Fece un cenno d’assenso a Lothar e seguì suo padre, quando furono fuori dalla cappella lo affiancò:«Allora è vero, Lothar era parte dell’Inquisizione.»
«E forse lo è ancora.» disse Wilhelm.
«Possiamo fidarci di lui?»
«Non abbiamo scelta, se lo mandassimo via desteremmo dei sospetti. Non mi piace avere una potenziale spia in casa, ma al momento la Chiesa di Sigmar è tra i nostri pochissimi alleati.»
«E se Egrimm è tra i nostri nemici…»
«Lui è sempre un nemico. Sempre. Ma forse non siamo tra i suoi obbiettivi, Ferdinand si sbaglia.»
«Cosa credi che voglia fare? Andare in cerca di altri cultisti?»
«Non lo so, terremo d’occhio anche lui. Ora vado a riposarmi, inizio a essere troppo vecchio per giornate come questa.»

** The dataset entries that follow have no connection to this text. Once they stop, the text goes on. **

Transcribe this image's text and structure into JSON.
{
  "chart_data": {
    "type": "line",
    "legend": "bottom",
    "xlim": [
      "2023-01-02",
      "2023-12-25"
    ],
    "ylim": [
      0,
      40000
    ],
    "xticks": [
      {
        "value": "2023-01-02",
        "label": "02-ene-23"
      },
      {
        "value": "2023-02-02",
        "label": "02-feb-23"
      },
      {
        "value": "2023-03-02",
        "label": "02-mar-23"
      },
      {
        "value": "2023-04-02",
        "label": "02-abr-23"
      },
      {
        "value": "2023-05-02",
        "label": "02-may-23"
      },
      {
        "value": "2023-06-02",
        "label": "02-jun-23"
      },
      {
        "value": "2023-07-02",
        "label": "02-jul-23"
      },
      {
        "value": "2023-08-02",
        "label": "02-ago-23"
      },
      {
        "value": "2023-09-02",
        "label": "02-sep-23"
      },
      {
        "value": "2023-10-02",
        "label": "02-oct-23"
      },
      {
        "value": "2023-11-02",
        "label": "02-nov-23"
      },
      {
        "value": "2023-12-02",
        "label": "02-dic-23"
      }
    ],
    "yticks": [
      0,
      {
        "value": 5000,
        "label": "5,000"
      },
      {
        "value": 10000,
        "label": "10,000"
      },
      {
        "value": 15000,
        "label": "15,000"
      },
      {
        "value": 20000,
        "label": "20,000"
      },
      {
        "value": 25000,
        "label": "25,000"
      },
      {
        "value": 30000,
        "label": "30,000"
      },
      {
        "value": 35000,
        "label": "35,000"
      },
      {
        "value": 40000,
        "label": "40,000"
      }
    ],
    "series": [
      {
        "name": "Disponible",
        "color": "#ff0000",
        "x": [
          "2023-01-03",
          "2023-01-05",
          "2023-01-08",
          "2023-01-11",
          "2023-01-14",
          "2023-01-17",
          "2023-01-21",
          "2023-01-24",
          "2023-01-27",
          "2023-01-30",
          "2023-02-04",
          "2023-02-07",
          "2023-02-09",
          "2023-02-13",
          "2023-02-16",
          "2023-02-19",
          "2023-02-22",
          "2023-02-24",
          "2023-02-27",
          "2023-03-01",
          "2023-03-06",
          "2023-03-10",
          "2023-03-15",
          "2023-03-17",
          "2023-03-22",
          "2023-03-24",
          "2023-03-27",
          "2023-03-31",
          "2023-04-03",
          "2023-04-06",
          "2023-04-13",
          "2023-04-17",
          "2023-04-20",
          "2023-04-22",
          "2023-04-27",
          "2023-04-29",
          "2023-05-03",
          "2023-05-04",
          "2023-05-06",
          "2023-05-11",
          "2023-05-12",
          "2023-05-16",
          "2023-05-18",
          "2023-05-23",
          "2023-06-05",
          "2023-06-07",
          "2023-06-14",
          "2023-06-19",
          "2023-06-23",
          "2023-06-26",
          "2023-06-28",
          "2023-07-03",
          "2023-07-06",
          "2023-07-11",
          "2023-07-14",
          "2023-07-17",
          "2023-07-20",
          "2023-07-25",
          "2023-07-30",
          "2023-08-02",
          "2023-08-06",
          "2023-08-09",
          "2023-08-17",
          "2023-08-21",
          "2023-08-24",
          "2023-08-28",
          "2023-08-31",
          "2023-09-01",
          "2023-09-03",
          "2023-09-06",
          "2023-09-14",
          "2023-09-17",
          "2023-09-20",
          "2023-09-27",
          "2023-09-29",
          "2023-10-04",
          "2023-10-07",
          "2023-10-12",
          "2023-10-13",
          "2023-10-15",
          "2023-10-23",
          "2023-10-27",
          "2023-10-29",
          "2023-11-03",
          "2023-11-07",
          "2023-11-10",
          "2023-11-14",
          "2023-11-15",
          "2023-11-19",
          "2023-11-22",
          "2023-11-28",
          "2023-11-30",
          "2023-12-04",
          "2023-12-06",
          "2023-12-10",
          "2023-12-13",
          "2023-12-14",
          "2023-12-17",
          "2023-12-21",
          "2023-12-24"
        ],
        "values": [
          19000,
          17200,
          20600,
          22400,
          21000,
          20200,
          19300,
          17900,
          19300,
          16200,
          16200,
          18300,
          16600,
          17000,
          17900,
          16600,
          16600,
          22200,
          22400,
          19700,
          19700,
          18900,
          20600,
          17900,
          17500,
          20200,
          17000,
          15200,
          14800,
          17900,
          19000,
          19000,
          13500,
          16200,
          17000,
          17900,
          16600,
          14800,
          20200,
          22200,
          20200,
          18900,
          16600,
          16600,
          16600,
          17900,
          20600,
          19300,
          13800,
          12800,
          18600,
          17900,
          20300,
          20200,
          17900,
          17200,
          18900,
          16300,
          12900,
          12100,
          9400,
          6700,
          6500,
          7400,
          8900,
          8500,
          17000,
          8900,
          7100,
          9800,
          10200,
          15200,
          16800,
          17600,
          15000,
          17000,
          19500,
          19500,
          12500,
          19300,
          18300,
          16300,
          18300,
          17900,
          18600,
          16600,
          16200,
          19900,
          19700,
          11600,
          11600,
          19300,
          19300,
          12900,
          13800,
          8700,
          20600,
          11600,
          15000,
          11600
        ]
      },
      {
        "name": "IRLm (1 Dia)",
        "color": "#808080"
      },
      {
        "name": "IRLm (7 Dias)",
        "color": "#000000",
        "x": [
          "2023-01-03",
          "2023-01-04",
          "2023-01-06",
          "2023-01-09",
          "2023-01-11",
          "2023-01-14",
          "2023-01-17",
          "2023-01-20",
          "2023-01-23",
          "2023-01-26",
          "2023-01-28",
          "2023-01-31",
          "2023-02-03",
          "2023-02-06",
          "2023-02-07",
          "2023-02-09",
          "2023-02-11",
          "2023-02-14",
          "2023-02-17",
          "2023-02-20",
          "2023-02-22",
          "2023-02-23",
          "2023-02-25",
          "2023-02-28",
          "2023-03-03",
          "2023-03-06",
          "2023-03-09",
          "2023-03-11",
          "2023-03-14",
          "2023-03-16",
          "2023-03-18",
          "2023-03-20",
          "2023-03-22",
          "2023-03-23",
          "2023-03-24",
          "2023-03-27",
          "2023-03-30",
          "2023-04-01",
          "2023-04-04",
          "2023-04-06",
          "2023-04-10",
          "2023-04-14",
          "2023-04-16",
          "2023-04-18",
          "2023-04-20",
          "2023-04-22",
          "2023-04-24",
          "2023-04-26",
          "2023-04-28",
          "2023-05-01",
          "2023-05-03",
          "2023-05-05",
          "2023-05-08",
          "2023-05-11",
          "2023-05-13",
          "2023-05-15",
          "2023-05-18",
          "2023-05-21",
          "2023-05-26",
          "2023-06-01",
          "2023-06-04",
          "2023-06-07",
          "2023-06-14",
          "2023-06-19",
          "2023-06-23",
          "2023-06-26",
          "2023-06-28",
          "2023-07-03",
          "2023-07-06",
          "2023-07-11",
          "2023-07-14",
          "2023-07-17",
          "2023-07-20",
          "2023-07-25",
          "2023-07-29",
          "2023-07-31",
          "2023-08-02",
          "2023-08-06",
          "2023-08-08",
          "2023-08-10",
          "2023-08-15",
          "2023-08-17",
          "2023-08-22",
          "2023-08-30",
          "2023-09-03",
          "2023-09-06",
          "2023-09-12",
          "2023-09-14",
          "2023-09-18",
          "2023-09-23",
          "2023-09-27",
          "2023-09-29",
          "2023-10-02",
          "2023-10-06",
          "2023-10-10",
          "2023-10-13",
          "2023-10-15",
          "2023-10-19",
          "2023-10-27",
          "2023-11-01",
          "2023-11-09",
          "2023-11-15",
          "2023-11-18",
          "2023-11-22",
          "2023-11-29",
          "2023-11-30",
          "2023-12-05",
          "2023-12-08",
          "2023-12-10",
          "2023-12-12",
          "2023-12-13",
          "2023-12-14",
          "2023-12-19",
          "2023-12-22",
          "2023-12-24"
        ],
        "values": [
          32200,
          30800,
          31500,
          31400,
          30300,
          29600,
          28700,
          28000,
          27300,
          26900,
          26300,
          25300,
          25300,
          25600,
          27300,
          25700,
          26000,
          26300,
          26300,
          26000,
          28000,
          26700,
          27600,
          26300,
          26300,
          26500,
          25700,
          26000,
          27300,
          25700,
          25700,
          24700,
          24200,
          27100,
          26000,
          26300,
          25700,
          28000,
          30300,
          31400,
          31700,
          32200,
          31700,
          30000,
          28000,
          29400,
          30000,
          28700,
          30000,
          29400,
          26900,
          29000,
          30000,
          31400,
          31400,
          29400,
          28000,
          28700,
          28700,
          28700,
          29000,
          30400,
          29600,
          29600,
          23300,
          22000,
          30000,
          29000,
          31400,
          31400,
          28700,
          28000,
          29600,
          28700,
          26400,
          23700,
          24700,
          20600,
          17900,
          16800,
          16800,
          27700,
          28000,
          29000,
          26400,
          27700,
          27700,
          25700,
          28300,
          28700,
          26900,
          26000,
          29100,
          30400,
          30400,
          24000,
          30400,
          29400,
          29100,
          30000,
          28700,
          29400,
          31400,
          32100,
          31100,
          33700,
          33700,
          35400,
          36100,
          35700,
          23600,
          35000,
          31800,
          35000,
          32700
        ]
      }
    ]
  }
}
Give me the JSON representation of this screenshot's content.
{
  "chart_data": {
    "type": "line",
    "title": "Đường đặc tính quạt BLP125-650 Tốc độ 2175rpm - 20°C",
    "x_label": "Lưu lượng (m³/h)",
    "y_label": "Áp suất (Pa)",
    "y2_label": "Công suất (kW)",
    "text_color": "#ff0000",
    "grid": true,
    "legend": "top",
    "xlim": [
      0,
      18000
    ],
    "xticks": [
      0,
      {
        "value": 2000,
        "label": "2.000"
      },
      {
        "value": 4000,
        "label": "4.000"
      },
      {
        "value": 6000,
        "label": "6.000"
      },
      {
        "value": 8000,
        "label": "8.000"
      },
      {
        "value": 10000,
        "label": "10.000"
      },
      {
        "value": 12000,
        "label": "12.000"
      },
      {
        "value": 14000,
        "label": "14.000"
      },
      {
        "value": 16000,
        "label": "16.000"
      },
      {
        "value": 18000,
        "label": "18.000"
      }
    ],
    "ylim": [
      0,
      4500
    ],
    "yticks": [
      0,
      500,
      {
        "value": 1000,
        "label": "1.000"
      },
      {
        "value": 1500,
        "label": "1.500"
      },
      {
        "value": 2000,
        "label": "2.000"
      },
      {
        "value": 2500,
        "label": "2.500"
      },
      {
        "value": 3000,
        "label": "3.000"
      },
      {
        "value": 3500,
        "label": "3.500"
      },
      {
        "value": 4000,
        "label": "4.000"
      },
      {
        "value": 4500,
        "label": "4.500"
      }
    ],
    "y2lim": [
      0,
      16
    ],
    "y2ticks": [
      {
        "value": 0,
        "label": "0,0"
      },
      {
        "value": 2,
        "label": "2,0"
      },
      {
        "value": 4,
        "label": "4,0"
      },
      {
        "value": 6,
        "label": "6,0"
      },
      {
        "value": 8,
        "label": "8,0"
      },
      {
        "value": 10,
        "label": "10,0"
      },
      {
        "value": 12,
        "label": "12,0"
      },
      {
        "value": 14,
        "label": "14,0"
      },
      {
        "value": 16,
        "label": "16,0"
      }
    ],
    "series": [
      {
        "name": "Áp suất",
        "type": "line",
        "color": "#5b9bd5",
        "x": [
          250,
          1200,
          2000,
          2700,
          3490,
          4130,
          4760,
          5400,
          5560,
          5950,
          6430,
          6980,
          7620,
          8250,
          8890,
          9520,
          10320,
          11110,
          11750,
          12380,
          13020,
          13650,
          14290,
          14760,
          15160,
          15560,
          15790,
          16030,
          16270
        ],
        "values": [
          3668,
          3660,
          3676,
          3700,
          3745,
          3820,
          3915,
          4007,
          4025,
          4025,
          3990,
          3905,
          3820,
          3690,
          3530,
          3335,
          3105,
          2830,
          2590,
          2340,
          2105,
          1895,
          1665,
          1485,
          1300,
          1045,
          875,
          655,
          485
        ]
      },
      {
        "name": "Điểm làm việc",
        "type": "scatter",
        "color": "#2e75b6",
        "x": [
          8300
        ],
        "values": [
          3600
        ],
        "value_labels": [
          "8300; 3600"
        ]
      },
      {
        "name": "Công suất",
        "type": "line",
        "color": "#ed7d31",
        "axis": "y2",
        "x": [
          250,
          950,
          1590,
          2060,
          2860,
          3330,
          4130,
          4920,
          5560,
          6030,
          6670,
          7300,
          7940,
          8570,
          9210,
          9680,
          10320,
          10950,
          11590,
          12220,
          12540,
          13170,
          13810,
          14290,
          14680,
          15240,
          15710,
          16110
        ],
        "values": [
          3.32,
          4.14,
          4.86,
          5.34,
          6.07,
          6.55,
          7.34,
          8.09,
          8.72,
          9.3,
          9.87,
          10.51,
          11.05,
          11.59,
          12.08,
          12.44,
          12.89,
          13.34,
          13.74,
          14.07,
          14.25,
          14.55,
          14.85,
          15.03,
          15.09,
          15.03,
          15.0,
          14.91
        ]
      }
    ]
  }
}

«Certo padre. Ci aggiorneremo domani.»
Wilhelm fece un cenno con la mano e s’incamminò verso i suoi alloggi, Frank andò verso i propri, salutò i soldati di guardia ed entrò, sua moglie era sul letto, ancora sveglia, il piccolo Stefan era addormentato sul suo lettino fatto spostare poco prima dall’altra stanza.
«Credi che non servano guardie all’interno?» chiese lei.
«No, ce ne sono abbastanza fuori. I cultisti che avevano rapito Bastian avevano agito quando c’era solo una guardia nei corridoi.»
«Cosa volevano?»
«Non lo so e non credo di volerlo sapere. Quel che so è che finalmente questa orrenda giornata è finita.»
«Ma corriamo altri pericoli?»
«No, il culto è stato sgominato. Vedrai, il nostro Stefan ci seppellirà tutti.»
Lei sorrise, Frank le diede un bacio e si distese sul letto:«Andrà tutto bene.»